Understanding LOOIC

Not necessarily negligible difference, but certainly there is non-negligible uncertainty about the difference. In addition of looking elpd, it would be good to use application specific utility or cost function, so that it is easier to assess whether there is non-negligible probability of practically relevant difference.

We will also soon have a paper discussing in more detail the issues in elpd based model comparisons.

Can you tell more about your model and modeling task, so I may have recommendations for easier to interpret utility or cost functions?
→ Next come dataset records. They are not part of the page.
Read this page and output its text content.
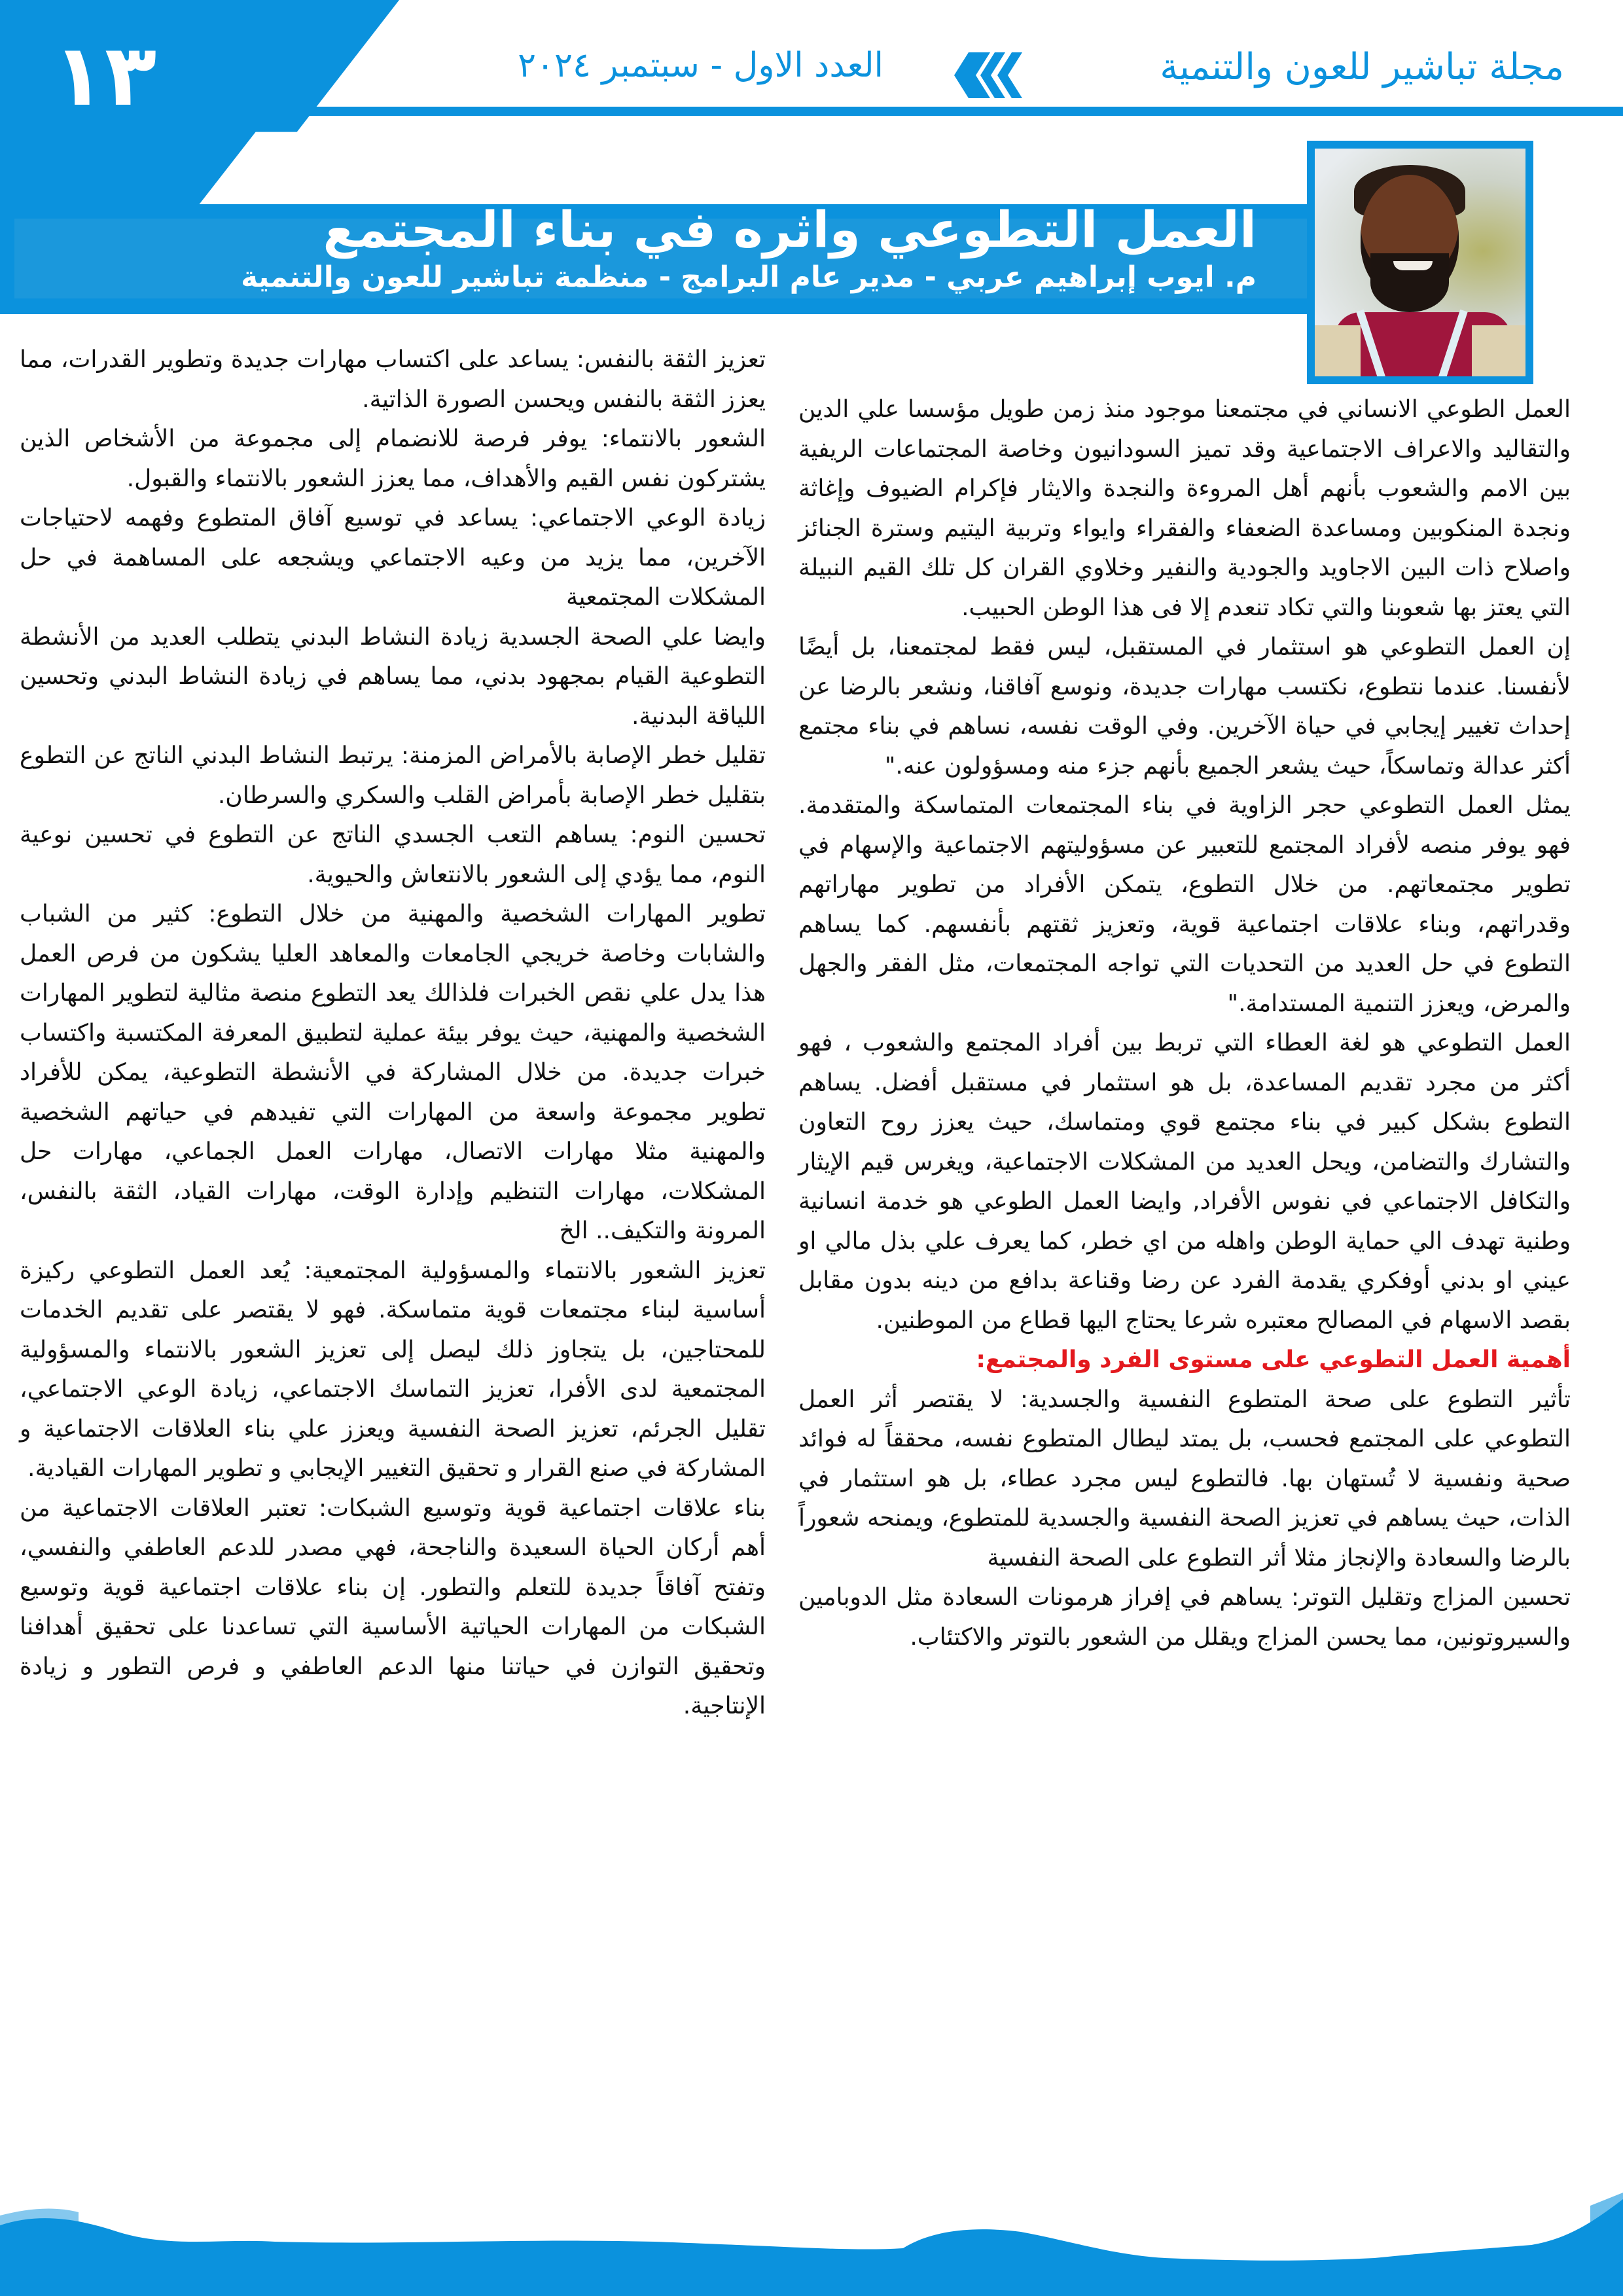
١٣	مجلة تباشير للعون والتنمية
العدد الاول - سبتمبر ٢٠٢٤
العمل التطوعي واثره في بناء المجتمع
م. ايوب إبراهيم عربي - مدير عام البرامج - منظمة تباشير للعون والتنمية

العمل الطوعي الانساني في مجتمعنا موجود منذ زمن طويل مؤسسا علي الدين والتقاليد والاعراف الاجتماعية وقد تميز السودانيون وخاصة المجتماعات الريفية بين الامم والشعوب بأنهم أهل المروءة والنجدة والايثار فإكرام الضيوف وإغاثة ونجدة المنكوبين ومساعدة الضعفاء والفقراء وايواء وتربية اليتيم وسترة الجنائز واصلاح ذات البين الاجاويد والجودية والنفير وخلاوي القران كل تلك القيم النبيلة التي يعتز بها شعوبنا والتي تكاد تنعدم إلا فى هذا الوطن الحبيب.

إن العمل التطوعي هو استثمار في المستقبل، ليس فقط لمجتمعنا، بل أيضًا لأنفسنا. عندما نتطوع، نكتسب مهارات جديدة، ونوسع آفاقنا، ونشعر بالرضا عن إحداث تغيير إيجابي في حياة الآخرين. وفي الوقت نفسه، نساهم في بناء مجتمع أكثر عدالة وتماسكاً، حيث يشعر الجميع بأنهم جزء منه ومسؤولون عنه."

يمثل العمل التطوعي حجر الزاوية في بناء المجتمعات المتماسكة والمتقدمة. فهو يوفر منصه لأفراد المجتمع للتعبير عن مسؤوليتهم الاجتماعية والإسهام في تطوير مجتمعاتهم. من خلال التطوع، يتمكن الأفراد من تطوير مهاراتهم وقدراتهم، وبناء علاقات اجتماعية قوية، وتعزيز ثقتهم بأنفسهم. كما يساهم التطوع في حل العديد من التحديات التي تواجه المجتمعات، مثل الفقر والجهل والمرض، ويعزز التنمية المستدامة."

العمل التطوعي هو لغة العطاء التي تربط بين أفراد المجتمع والشعوب ، فهو أكثر من مجرد تقديم المساعدة، بل هو استثمار في مستقبل أفضل. يساهم التطوع بشكل كبير في بناء مجتمع قوي ومتماسك، حيث يعزز روح التعاون والتشارك والتضامن، ويحل العديد من المشكلات الاجتماعية، ويغرس قيم الإيثار والتكافل الاجتماعي في نفوس الأفراد, وايضا العمل الطوعي هو خدمة انسانية وطنية تهدف الي حماية الوطن واهله من اي خطر، كما يعرف علي بذل مالي او عيني او بدني أوفكري يقدمة الفرد عن رضا وقناعة بدافع من دينه بدون مقابل بقصد الاسهام في المصالح معتبره شرعا يحتاج اليها قطاع من الموطنين.

أهمية العمل التطوعي على مستوى الفرد والمجتمع:

تأثير التطوع على صحة المتطوع النفسية والجسدية: لا يقتصر أثر العمل التطوعي على المجتمع فحسب، بل يمتد ليطال المتطوع نفسه، محققاً له فوائد صحية ونفسية لا تُستهان بها. فالتطوع ليس مجرد عطاء، بل هو استثمار في الذات، حيث يساهم في تعزيز الصحة النفسية والجسدية للمتطوع، ويمنحه شعوراً بالرضا والسعادة والإنجاز مثلا أثر التطوع على الصحة النفسية

تحسين المزاج وتقليل التوتر: يساهم في إفراز هرمونات السعادة مثل الدوبامين والسيروتونين، مما يحسن المزاج ويقلل من الشعور بالتوتر والاكتئاب.

تعزيز الثقة بالنفس: يساعد على اكتساب مهارات جديدة وتطوير القدرات، مما يعزز الثقة بالنفس ويحسن الصورة الذاتية.

الشعور بالانتماء: يوفر فرصة للانضمام إلى مجموعة من الأشخاص الذين يشتركون نفس القيم والأهداف، مما يعزز الشعور بالانتماء والقبول.

زيادة الوعي الاجتماعي: يساعد في توسيع آفاق المتطوع وفهمه لاحتياجات الآخرين، مما يزيد من وعيه الاجتماعي ويشجعه على المساهمة في حل المشكلات المجتمعية

وايضا علي الصحة الجسدية زيادة النشاط البدني يتطلب العديد من الأنشطة التطوعية القيام بمجهود بدني، مما يساهم في زيادة النشاط البدني وتحسين اللياقة البدنية.

تقليل خطر الإصابة بالأمراض المزمنة: يرتبط النشاط البدني الناتج عن التطوع بتقليل خطر الإصابة بأمراض القلب والسكري والسرطان.

تحسين النوم: يساهم التعب الجسدي الناتج عن التطوع في تحسين نوعية النوم، مما يؤدي إلى الشعور بالانتعاش والحيوية.

تطوير المهارات الشخصية والمهنية من خلال التطوع: كثير من الشباب والشابات وخاصة خريجي الجامعات والمعاهد العليا يشكون من فرص العمل هذا يدل علي نقص الخبرات فلذالك يعد التطوع منصة مثالية لتطوير المهارات الشخصية والمهنية، حيث يوفر بيئة عملية لتطبيق المعرفة المكتسبة واكتساب خبرات جديدة. من خلال المشاركة في الأنشطة التطوعية، يمكن للأفراد تطوير مجموعة واسعة من المهارات التي تفيدهم في حياتهم الشخصية والمهنية مثلا مهارات الاتصال، مهارات العمل الجماعي، مهارات حل المشكلات، مهارات التنظيم وإدارة الوقت، مهارات القياد، الثقة بالنفس، المرونة والتكيف.. الخ

تعزيز الشعور بالانتماء والمسؤولية المجتمعية: يُعد العمل التطوعي ركيزة أساسية لبناء مجتمعات قوية متماسكة. فهو لا يقتصر على تقديم الخدمات للمحتاجين، بل يتجاوز ذلك ليصل إلى تعزيز الشعور بالانتماء والمسؤولية المجتمعية لدى الأفرا، تعزيز التماسك الاجتماعي، زيادة الوعي الاجتماعي، تقليل الجرئم، تعزيز الصحة النفسية ويعزز علي بناء العلاقات الاجتماعية و المشاركة في صنع القرار و تحقيق التغيير الإيجابي و تطوير المهارات القيادية.

بناء علاقات اجتماعية قوية وتوسيع الشبكات: تعتبر العلاقات الاجتماعية من أهم أركان الحياة السعيدة والناجحة، فهي مصدر للدعم العاطفي والنفسي، وتفتح آفاقاً جديدة للتعلم والتطور. إن بناء علاقات اجتماعية قوية وتوسيع الشبكات من المهارات الحياتية الأساسية التي تساعدنا على تحقيق أهدافنا وتحقيق التوازن في حياتنا منها الدعم العاطفي و فرص التطور و زيادة الإنتاجية.
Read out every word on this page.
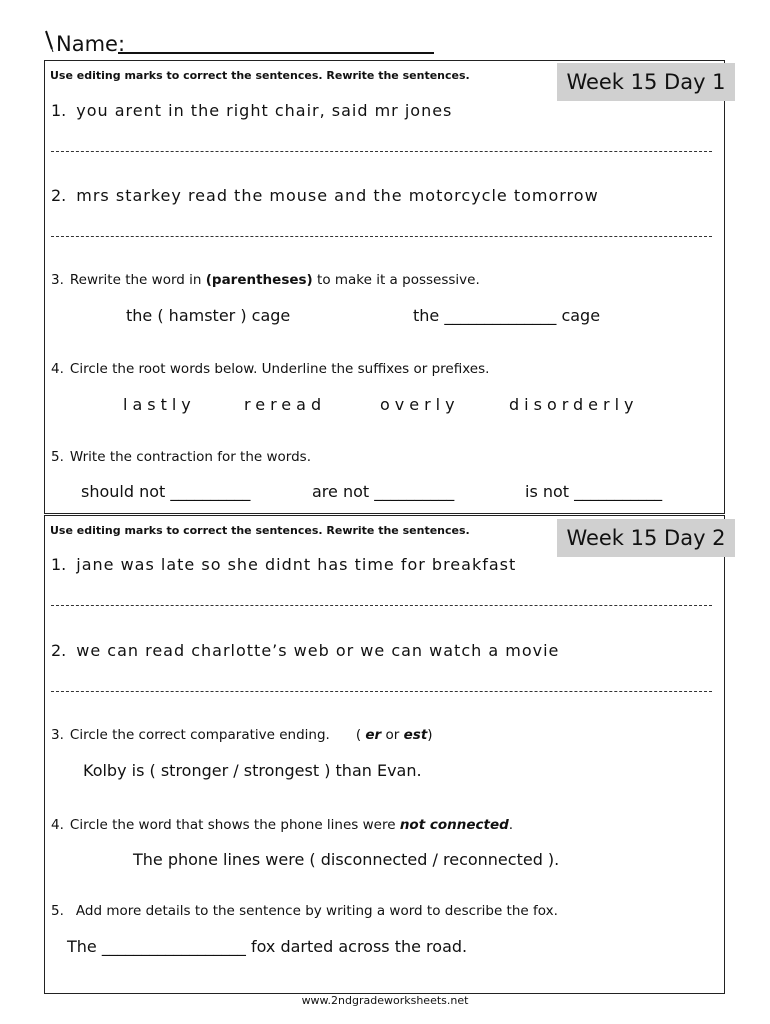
Name:
Use editing marks to correct the sentences. Rewrite the sentences.	Week 15 Day 1
1. you arent in the right chair, said mr jones
2. mrs starkey read the mouse and the motorcycle tomorrow
3. Rewrite the word in (parentheses) to make it a possessive.
the ( hamster ) cage	the ______________ cage
4. Circle the root words below. Underline the suffixes or prefixes.
lastly	reread	overly	disorderly
5. Write the contraction for the words.
should not __________	are not __________	is not ___________
Use editing marks to correct the sentences. Rewrite the sentences.	Week 15 Day 2
1. jane was late so she didnt has time for breakfast
2. we can read charlotte’s web or we can watch a movie
3. Circle the correct comparative ending. ( er or est)
Kolby is ( stronger / strongest ) than Evan.
4. Circle the word that shows the phone lines were not connected.
The phone lines were ( disconnected / reconnected ).
5. Add more details to the sentence by writing a word to describe the fox.
The __________________ fox darted across the road.
www.2ndgradeworksheets.net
Dat needs to be the same, but likelihoods can be different. See Can WAIC/LOOIC be used to compare models with different likelihoods? - #2 by avehtari

There is intrinsic meaning, but not many are well calibrated for that. For discrete observation models it’s sum of log probabilities and if you know also the number of observations and the range of the data, you can compute average probabilities and compare that to probabilities, e.g. from uniform distribution which is easy way to check whether the model has learned anything from the data. See an example of using this as diagnostic in thread Loo: High Pareto k diagnostic values for beta binomial regression - #2 by avehtari. For continuous distributions we have log densities, and usually people are even less calibrated to think what they mean and the meaning depends also on scaling of the data, but it’s still possible to infer things from elpd without reference to another model.

As I said, people are not used to think so much of probabilities and densities, and thus I also recommend to use also application specific utilities and cost functions and we are adding some convenience functions for easier use of some common more easy to interpret cost functions. The reason why we still favor elpd in the model comparison is that it measures the goodness of the whole predictive distribution, while many commonly used measures such RMSE or R^2 measure only the goodness of the point estimate.

@Longshot408, form the loo output I can see that you are using 75000 posterior draws, which is probably about 71000 more than you would need taking into account that you seem to have quite simple model (p_loo around 4-6) and plenty of observations so that the posterior is likely to be very easy.